The Daily Telegraph

‘Secret wedding’ was not a legal ceremony

- By Gabriella Swerling, Victoria Ward and Camilla Tominey

PRINCE HARRY and the Duchess of Sussex’s “secret wedding” was an exchange of vows and not a legal ceremony as they claimed.

The Duke and Duchess suggested that they were married in their back garden by the Archbishop of Canterbury three days before their fairy-tale wedding.

In her interview with talk show host Oprah Winfrey, the Duchess said that the wedding at St George’s Chapel at Windsor Castle on May 19, 2018, was a “spectacle for the world”.

However, the couple claimed that they decided to have their own private moment and married in their garden days before. “Three days before our wedding we got married. The vows we have framed,” the Duchess said.

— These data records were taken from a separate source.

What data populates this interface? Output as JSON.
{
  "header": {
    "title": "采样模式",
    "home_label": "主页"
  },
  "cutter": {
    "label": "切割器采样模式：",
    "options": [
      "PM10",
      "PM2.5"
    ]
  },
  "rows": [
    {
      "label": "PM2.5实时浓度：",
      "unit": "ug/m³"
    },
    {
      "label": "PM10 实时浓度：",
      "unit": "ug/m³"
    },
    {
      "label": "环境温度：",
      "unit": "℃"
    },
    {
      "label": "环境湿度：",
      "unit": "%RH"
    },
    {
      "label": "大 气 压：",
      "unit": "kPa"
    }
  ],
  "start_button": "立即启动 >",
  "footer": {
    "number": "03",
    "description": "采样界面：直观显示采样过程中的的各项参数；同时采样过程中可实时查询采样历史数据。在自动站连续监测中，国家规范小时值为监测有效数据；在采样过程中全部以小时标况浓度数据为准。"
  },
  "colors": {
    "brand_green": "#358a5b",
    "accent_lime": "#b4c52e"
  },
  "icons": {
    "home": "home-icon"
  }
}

“We called the Archbishop, and we just said, ‘Look, this thing, this spectacle is for the world, but we want our union between us.”

The ceremony was “just the two of us in our back yard with the Archbishop of Canterbury,” Meghan said, adding: “Just the three of us.”

The Duchess’s claim raised questions about the legality of their actual wedding at St George’s Chapel, portrayed to the world as the official ceremony.

Following the airing of the interview on American network CBS on Sunday night, sources within both the Church of England and those working for the Sussexes moved to clarify that the vows presided over by the Most Rev Justin Welby in the garden did not constitute a legal marriage. Instead, the “marriage” was merely a personal and private exchange of vows between the couple.

Sources told The Daily Telegraph that they had simply wanted to recognise the moment with their own intimate ceremony, away from the eyes of the world.

It took place in the small garden of Nottingham Cottage, the two-bedroomed property in the grounds of Kensington Palace where the Sussexes were living at the time.

“It was a small thing but something they were keen to do between themselves,” one source said. “They exchanged their vows before the Archbishop in a personal, private ceremony but their official marriage was very much on the day of the royal wedding.”

In accordance with Church of England rules, a marriage must be solemnised by a member of the clergy in a church, or in a place specified in a special licence, such as a cathedral, chapel, or hospital, and be in the presence of two witnesses.

Another source cast doubt on the claims the couple had a secret wedding just days before they exchanged vows on live television to audiences around the world, saying that the Archbishop “probably just prayed with them”.

The Archbishop does not comment on personal nor pastoral matters, and has always kept the confidence of the Duke and Duchess of Sussex.